Key Technical Underpinnings

• Forward and Backward Hessian Control: The analysis pivots on second-order spectral bounds propagated by the forward and backward Tweedie formulas, leveraging the Brascamp–Lieb inequality for control of posterior covariances in SLC distributions.
• Error Accumulation and Backward Stability: Accumulated approximation error is rigorously bounded across backward steps using Markov kernel stability. In the SLC setting, error growth is linear; for multimodal targets, the bound incurs an additional factor reflecting the contraction constant of the backward kernel.
• Modular “Black-Box” Reduction: The framework's core strength is its modularity; any SLC sampler (and, by extension, any improved method for other structured classes, e.g., LSI or Poincaré families) can be incorporated without changing the reduction mechanism.

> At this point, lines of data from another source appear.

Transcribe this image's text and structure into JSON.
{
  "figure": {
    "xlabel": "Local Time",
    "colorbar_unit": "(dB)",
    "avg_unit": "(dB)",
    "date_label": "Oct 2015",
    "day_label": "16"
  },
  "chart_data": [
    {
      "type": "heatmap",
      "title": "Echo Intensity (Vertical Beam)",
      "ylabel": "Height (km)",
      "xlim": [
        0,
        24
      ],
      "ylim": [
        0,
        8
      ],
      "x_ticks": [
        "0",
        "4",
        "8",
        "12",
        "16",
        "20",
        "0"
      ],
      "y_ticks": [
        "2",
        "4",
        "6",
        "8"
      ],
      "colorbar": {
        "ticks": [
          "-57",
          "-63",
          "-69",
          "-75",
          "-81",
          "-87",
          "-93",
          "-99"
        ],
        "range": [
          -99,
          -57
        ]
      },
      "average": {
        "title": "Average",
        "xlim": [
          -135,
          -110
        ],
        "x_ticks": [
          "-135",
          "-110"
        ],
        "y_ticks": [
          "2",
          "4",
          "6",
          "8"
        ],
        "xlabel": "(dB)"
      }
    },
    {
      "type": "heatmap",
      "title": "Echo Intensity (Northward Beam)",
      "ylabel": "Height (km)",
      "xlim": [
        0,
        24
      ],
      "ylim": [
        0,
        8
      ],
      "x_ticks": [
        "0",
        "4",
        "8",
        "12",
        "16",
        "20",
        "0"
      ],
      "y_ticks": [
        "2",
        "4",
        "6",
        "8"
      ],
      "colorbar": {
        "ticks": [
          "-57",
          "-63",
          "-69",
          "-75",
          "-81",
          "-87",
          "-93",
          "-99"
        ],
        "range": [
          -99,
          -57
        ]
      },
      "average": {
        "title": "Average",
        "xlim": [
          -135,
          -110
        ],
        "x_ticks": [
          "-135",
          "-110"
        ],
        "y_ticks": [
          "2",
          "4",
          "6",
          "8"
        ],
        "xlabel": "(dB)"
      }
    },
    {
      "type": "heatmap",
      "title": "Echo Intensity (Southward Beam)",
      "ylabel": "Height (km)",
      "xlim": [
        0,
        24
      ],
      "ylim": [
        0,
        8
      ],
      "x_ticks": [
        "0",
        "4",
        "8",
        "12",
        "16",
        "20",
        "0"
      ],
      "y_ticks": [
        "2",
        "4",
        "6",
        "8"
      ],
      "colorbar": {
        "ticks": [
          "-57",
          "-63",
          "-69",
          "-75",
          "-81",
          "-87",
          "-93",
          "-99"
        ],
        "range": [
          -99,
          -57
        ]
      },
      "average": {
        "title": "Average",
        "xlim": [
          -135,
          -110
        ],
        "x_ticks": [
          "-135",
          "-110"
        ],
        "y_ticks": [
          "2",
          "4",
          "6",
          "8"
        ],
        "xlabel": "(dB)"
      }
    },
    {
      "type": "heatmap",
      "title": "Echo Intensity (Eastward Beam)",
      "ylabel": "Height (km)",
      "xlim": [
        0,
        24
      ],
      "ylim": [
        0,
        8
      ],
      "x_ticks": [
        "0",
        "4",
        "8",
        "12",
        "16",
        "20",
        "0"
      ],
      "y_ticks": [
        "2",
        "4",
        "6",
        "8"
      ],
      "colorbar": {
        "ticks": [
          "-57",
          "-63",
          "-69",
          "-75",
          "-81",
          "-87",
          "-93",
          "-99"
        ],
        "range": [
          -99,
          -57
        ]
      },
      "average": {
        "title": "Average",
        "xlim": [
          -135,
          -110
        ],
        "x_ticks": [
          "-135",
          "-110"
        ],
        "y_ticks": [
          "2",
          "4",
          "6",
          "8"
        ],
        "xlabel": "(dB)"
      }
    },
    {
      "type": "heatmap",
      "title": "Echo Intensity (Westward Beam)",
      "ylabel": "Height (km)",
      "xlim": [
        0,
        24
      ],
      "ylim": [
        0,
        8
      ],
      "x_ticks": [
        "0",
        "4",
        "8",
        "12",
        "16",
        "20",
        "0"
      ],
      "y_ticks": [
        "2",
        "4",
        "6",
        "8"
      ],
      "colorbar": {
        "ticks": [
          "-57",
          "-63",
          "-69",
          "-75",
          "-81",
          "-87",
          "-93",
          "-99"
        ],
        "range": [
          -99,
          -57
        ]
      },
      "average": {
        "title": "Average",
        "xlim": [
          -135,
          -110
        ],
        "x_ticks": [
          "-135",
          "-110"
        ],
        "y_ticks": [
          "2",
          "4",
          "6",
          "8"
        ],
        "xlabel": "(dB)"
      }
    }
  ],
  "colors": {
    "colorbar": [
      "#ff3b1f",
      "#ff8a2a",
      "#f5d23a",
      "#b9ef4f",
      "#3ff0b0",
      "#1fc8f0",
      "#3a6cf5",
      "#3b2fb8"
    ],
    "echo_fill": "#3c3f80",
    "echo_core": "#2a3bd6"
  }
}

Contrasts with Diffusion-Based Approaches

Diffusion models (and their deterministic ODE analogues) require simulating discretized SDEs along a fine partition indexed by the target error, leading to complexity scaling at least linearly in $d$ and polynomially in $1/\varepsilon$. The proposed modular approach, by using “large steps” allowed by SLC guarantees at each backward transition, decouples the number of trajectory steps $K$ from accuracy $\varepsilon$, facilitating:

• $\sqrt{d}$-dependence (matching best known for SLC sampling, and superior to prior score-diffusion results).
• Poly-logarithmic dependence on $1/\varepsilon$ rather than polynomial.
• For SLC targets, logarithmic dependence in condition number (versus polynomial for SLC methods and diffusion models).

The method thus contradicts established lower bounds for SLC sampling that only use first-order access to the original target, by crucially leveraging access to the entire sequence of annealed Stein scores.

Open Questions and Future Directions

• Accuracy with Estimated Scores: The analysis assumes access to exact (possibly learned) annealed scores; a pressing direction is incorporation of error due to score estimation as in empirical score-based diffusion.
• Beyond SLC Reductions: Extending the modular approach to smoother, but not necessarily SLC, sub-problems (e.g., log-Sobolev or Poincaré class) could further enhance generality and reduce worst-case dependence on domain smoothness.
• Adaptivity to Low-Dimensional Structure: Recent literature on diffusion models for manifolds and low-dimensional phenomena prompts adapting the reduction to exploit effective/intrinsic rather than ambient dimension.
• Optimizing Trajectory Lengths: The worst-case scaling with quadratic dependence on bounds (e.g., $R^2/\delta^2$ in multimodal case) is likely improvable. Whether poly-logarithmic dependence on both spread and accuracy can be achieved remains open.
• Practical Implementability: Although the theoretical framework is “black-box” and modular, computational tractability with learned or approximate scores, and practical performance in high-dimensional applications, are open for detailed empirical investigation.

Conclusion

This work rigorously establishes a reduction from complex score-based sampling to a sequence of SLC sampling problems under mild conditions, improving iteration complexity with respect to both dimension and error precision. The framework transforms a core aspect of generative modeling and MCMC via a modular, theoretically robust mechanism that steps away from trajectory-discretized SDE simulation, opening a path toward more scalable and adaptable sampling algorithms in probabilistic inference and AI (2512.24152).